Characteristics of Indo-Pacific coral reefs long cited as evidence of a recent decline in sea level include: (1) the reef “flat” or pavement, (2) intertidal and supratidal flat erosion remnants of cemented coral rubble, and (3) erosion of the shores of reef islets.
Our examination of 25 low islands and 8 high islands in the Caroline and Marshall Islands during the 1967 Scripps Institution of Oceanography Expedition CARMARSEL leads us to conclude that the reef flats in the western Pacific generally are not simply erosional platforms but represent an equilibrium surface between upward accretion by reef-building organisms and erosion at the mean level of low tides.
Intertidal and supratidal coral rubble and calcareous sand accumulate above low-tide level during storms forming all of the visible land in the visited low islands. This rubble is currently being cemented and welded to the reef flats between tidal limits, and probably is also being cemented as beachrock and island conglomerate below the fluctuating water table of the cays.
Topographically highest cemented carbonate rocks of the Caroline and Marshall Islands are uniformly less than 2 m above the adjacent reef flat, and entirely in the intertidal zone, hence, within the tidal range of present sea level.

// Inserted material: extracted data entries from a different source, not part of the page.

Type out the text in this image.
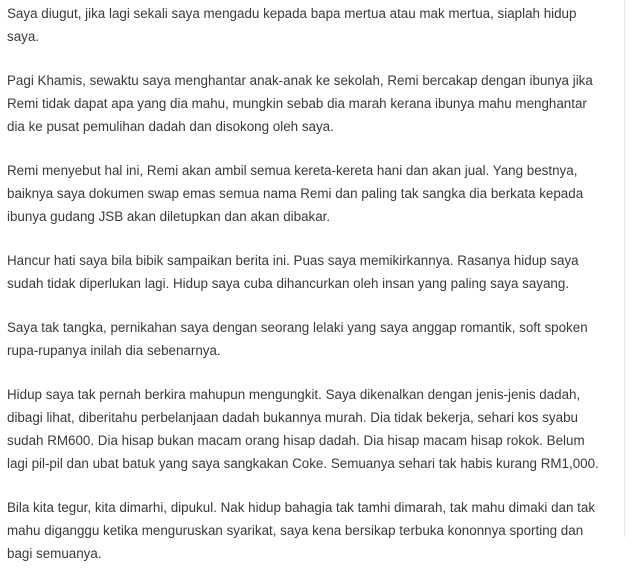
Saya diugut, jika lagi sekali saya mengadu kepada bapa mertua atau mak mertua, siaplah hidup saya.

Pagi Khamis, sewaktu saya menghantar anak-anak ke sekolah, Remi bercakap dengan ibunya jika Remi tidak dapat apa yang dia mahu, mungkin sebab dia marah kerana ibunya mahu menghantar dia ke pusat pemulihan dadah dan disokong oleh saya.

Remi menyebut hal ini, Remi akan ambil semua kereta-kereta hani dan akan jual. Yang bestnya, baiknya saya dokumen swap emas semua nama Remi dan paling tak sangka dia berkata kepada ibunya gudang JSB akan diletupkan dan akan dibakar.

Hancur hati saya bila bibik sampaikan berita ini. Puas saya memikirkannya. Rasanya hidup saya sudah tidak diperlukan lagi. Hidup saya cuba dihancurkan oleh insan yang paling saya sayang.

Saya tak tangka, pernikahan saya dengan seorang lelaki yang saya anggap romantik, soft spoken rupa-rupanya inilah dia sebenarnya.

Hidup saya tak pernah berkira mahupun mengungkit. Saya dikenalkan dengan jenis-jenis dadah, dibagi lihat, diberitahu perbelanjaan dadah bukannya murah. Dia tidak bekerja, sehari kos syabu sudah RM600. Dia hisap bukan macam orang hisap dadah. Dia hisap macam hisap rokok. Belum lagi pil-pil dan ubat batuk yang saya sangkakan Coke. Semuanya sehari tak habis kurang RM1,000.

Bila kita tegur, kita dimarhi, dipukul. Nak hidup bahagia tak tamhi dimarah, tak mahu dimaki dan tak mahu diganggu ketika menguruskan syarikat, saya kena bersikap terbuka kononnya sporting dan bagi semuanya.
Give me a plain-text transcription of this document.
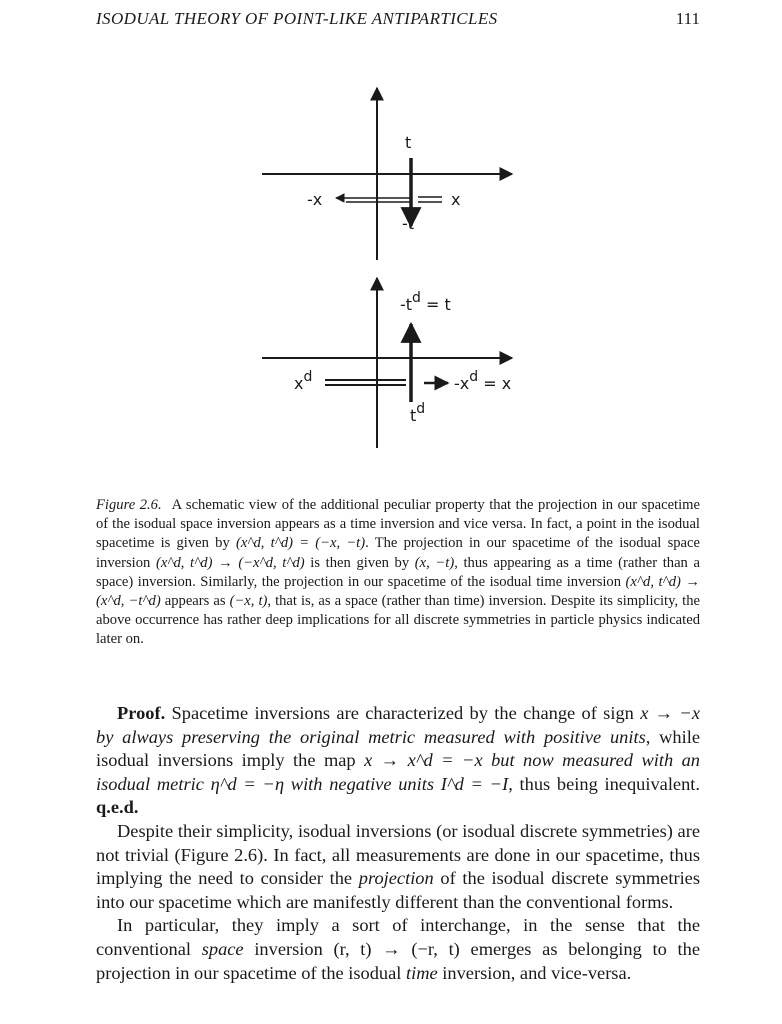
ISODUAL THEORY OF POINT-LIKE ANTIPARTICLES	111
t
-x	x
-t
-td = t
xd	-xd = x
td
Figure 2.6. A schematic view of the additional peculiar property that the projection in our spacetime of the isodual space inversion appears as a time inversion and vice versa. In fact, a point in the isodual spacetime is given by (x^d, t^d) = (−x, −t). The projection in our spacetime of the isodual space inversion (x^d, t^d) → (−x^d, t^d) is then given by (x, −t), thus appearing as a time (rather than a space) inversion. Similarly, the projection in our spacetime of the isodual time inversion (x^d, t^d) → (x^d, −t^d) appears as (−x, t), that is, as a space (rather than time) inversion. Despite its simplicity, the above occurrence has rather deep implications for all discrete symmetries in particle physics indicated later on.

Proof. Spacetime inversions are characterized by the change of sign x → −x by always preserving the original metric measured with positive units, while isodual inversions imply the map x → x^d = −x but now measured with an isodual metric η^d = −η with negative units I^d = −I, thus being inequivalent. q.e.d.

Despite their simplicity, isodual inversions (or isodual discrete symmetries) are not trivial (Figure 2.6). In fact, all measurements are done in our spacetime, thus implying the need to consider the projection of the isodual discrete symmetries into our spacetime which are manifestly different than the conventional forms.

In particular, they imply a sort of interchange, in the sense that the conventional space inversion (r, t) → (−r, t) emerges as belonging to the projection in our spacetime of the isodual time inversion, and vice-versa.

Flat horizontal surfaces of small extent occur on shore rocks, locally truncating inclined beds of beach rock. These surfaces roughly correspond to the upper limit of contemporary cementation somewhat modified by gravel scour. Comparison with rock platforms of a slightly elevated atoll of the Tuamotus, Raroia, indicates that the Marshall and Caroline Islands do not display expectable features of uplift or of subsiding sea level.